During the 1960s, he dedicated much effort in developing and spreading the use of computers in archaeological research and at the end of the 1960s he was one of the founders of the Journal «World Archaeology». In 1970, together with David Kendall and Petre Tautu, he organised at Mamaia in Romania the seminal Conference on Mathematics in the Archaeological and Historical Sciences and in 1975 he co-authored with James Doran the first handbook on “Mathematics and Computers in Archaeology”.

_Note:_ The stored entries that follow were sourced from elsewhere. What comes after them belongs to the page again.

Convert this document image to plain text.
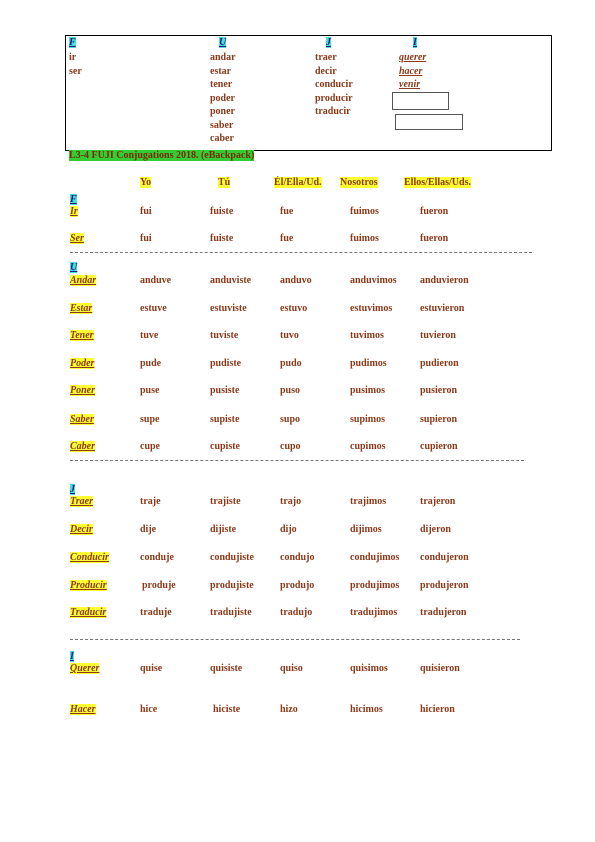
F
ir
ser
U
andar
estar
tener
poder
poner
saber
caber
J
traer
decir
conducir
producir
traducir
I
querer
hacer
venir
L3-4 FUJI Conjugations 2018. (eBackpack)
Yo	Tú	Él/Ella/Ud. Nosotros	Ellos/Ellas/Uds.
F
Ir	fui	fuiste	fue	fuimos	fueron
Ser	fui	fuiste	fue	fuimos	fueron
U
Andar	anduve	anduviste	anduvo	anduvimos anduvieron
Estar	estuve	estuviste	estuvo	estuvimos	estuvieron
Tener	tuve	tuviste	tuvo	tuvimos	tuvieron
Poder	pude	pudiste	pudo	pudimos	pudieron
Poner	puse	pusiste	puso	pusimos	pusieron
Saber	supe	supiste	supo	supimos	supieron
Caber	cupe	cupiste	cupo	cupimos	cupieron
J
Traer	traje	trajiste	trajo	trajimos	trajeron
Decir	dije	dijiste	dijo	dijimos	dijeron
Conducir	conduje	condujiste	condujo	condujimos condujeron
Producir	produje	produjiste	produjo	produjimos produjeron
Traducir	traduje	tradujiste	tradujo	tradujimos tradujeron
I
Querer	quise	quisiste	quiso	quisimos	quisieron
Hacer	hice	hiciste	hizo	hicimos	hicieron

Hodson’s works predominantly focus on the grave goods coming from large Iron Age cemeteries in Central Europe (Hallstatt and La Tène cultures) as a source for the study of ancient societies as a whole. In doing so, he addressed issues that involve the use of computer programmes to perform multivariate methods of analysis (e.g. Principal Components and Cluster Analysis) putting in action meaningful strategies for data reduction and explanation. He was also a member of the Palaeolithic teaching, excavation and research team set up in his department which was active until his retirement.
In 1994 he founded the Roy Hodson Prize at the Institute of Archaeology, University College London, which is awarded for the best final-year undergraduate dissertation in Prehistory.